Remarquons que l’économie n’est pas citée : manière de préserver
l’indépendance de la CEE. L’organisation repose sur le rôle directeur de
Conseil des chefs d’état ou de gouvernement qui déciderait à l’unanimité.
Dispositif est donc totalement intergouvernemental.
En fait l’ambition de De Gaulle tout en maintenant la CEE est en fait de la
faire surmonter d’une institution supérieure qui l’englobe et la domine :
l’Europe des Etats.
Ce projet est devenu plus clair en 1962, quand le plan Fouchet 1 ayant été
repoussé, il propose un Fouchet 2 qui met le feu aux poudres : le projet
aggrave même les « défauts » du I puisqu’il étend les compétences à
l’économie menaçant ainsi les compétences de la CEE. Le plan est
unanimement repoussé.
Cette Europe politique à 6 n’étant plus possible, De Gaulle resserre la
coopération franco-allemande par un traité bilatéral : Traité de l’Elysée
en Janvier 1963.
Le traité vise à se consulter mutuellement avant toute grande décision
concernant les problèmes relatifs aux communautés européennes et la
coopération politique européenne.
Le traité aboutit donc à une méthode de coopération institutionnalisée. Il
aurait pu fausser le jeu des relations des institutions communautaires.
Cela ne se fit pas en raison des divergences entre Bonn et Paris.
CONCLUSION
La construction européenne est heurtée mais l’évolution va vers
toujours plus d’intégration européenne.
L’évolution donne raison aux néofonctionnalistes pour qui comme Jean
Monnet, l’Europe doit se bâtir sur une action concrète : l’économie. Telle
est la philosophie de la CECA et de la CEE.
Deux intérêts.
Participer au retour à la prospérité. La CEE catalyse le retour à l’âge de
l’abondance en Europe : ce sera les « 30 Glorieuses » en France (19451975).

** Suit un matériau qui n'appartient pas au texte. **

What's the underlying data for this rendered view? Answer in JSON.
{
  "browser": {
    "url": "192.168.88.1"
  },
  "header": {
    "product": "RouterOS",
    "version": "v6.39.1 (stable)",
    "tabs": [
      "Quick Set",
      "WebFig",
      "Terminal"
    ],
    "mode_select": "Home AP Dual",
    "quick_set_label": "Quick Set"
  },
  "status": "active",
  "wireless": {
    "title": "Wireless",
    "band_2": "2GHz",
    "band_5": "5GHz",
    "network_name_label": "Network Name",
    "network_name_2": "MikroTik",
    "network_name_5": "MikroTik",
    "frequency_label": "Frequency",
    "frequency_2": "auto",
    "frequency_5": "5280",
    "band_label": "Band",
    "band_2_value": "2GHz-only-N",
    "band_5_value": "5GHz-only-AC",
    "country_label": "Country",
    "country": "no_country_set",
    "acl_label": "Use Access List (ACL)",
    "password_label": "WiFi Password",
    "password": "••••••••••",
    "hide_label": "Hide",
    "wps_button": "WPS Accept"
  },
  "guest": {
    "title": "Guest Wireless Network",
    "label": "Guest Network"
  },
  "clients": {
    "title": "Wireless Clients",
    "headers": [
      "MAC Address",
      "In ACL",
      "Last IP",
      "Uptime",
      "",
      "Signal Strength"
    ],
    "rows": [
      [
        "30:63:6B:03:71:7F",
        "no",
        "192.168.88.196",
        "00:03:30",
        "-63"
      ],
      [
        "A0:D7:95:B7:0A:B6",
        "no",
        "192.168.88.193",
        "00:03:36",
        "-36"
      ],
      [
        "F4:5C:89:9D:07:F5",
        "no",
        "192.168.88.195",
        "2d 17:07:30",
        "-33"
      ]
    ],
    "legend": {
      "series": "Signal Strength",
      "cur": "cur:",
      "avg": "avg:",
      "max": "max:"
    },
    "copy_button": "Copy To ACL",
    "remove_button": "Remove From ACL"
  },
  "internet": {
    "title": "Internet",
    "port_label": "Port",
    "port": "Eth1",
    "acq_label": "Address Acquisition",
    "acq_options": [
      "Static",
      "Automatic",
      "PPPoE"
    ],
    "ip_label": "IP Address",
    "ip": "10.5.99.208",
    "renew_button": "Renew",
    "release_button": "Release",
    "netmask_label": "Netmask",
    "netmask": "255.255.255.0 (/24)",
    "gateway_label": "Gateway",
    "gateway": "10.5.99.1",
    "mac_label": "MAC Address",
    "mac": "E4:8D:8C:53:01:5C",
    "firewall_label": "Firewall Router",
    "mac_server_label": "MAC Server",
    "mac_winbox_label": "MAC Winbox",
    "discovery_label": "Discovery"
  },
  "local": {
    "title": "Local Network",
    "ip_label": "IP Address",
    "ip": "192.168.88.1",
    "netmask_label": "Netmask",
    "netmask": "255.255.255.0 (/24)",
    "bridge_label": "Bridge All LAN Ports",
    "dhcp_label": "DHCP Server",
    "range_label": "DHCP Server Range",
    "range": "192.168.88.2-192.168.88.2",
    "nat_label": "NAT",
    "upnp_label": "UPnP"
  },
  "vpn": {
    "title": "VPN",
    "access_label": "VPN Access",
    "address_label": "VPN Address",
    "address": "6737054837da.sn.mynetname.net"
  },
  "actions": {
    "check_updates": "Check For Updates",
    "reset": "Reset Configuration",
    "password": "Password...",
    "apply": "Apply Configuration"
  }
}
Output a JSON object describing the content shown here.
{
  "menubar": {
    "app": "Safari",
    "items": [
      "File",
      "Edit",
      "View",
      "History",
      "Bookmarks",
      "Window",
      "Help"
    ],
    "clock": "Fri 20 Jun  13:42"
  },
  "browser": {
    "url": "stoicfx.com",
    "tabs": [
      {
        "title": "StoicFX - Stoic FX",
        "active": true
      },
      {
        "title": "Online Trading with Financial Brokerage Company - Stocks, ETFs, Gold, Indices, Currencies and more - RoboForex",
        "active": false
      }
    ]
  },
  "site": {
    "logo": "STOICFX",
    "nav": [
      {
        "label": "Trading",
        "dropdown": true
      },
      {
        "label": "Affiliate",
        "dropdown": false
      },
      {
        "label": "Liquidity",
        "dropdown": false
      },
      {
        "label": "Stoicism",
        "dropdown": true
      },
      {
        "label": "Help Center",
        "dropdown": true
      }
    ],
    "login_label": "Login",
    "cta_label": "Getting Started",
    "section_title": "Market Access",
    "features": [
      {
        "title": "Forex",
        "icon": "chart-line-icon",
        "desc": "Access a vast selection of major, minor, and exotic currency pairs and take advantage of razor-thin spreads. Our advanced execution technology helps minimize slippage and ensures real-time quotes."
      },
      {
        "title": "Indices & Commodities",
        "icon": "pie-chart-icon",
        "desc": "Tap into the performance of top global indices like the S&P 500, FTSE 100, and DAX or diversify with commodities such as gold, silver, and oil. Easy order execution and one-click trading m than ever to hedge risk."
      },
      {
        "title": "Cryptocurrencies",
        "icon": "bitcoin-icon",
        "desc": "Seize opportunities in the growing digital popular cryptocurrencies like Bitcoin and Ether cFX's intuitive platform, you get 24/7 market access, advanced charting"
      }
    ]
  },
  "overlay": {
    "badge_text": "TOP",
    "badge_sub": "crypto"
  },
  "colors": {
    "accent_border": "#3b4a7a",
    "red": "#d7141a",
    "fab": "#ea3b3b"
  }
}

Il s’agit aussi d’éviter tout affrontement avec les intérêts nationaux. Les
nations européennes sont des nations jalouses de leur pouvoir. Refus
incarné par De Gaulle ou Margaret Thatcher refusant tout mythe
européen.
Le silence permet la poursuite de la construction européenne. Toutefois
la communauté close de la CEE pose à terme deux problèmes. D’abord le
problème des limites de l’Europe. Il ne se posait pas tant que l’Europe
était une structure ouverte, disponible aux adhésions. Problème aussi sur
la signification de l’Europe : forum de négociation et structure de
coopération entre les états maîtres chez eux ou structure globale prenant
en charge les politiques communes et laissant les autres fonctions aux
états.
Les années 60 finissent sur un conflit de ce type et un compromis. Mécontent de la volonté de
réduire les budgets de la PAC, les français pratiquent la politique de la chaise vide dès le 1 e
juillet 1965. Les 6 se réunissent et obtiennent le compromis de Luxembourg (Janvier 1966).
Maintien du vote à l’unanimité pour de nombreux sujets / prise en compte des intérêts
nationaux. En revanche, les 5 refusent de renoncer à toute majorité. A lui tout seul le
Compromis consacre le double équilibre supranational et intergouvernemental de la CEE.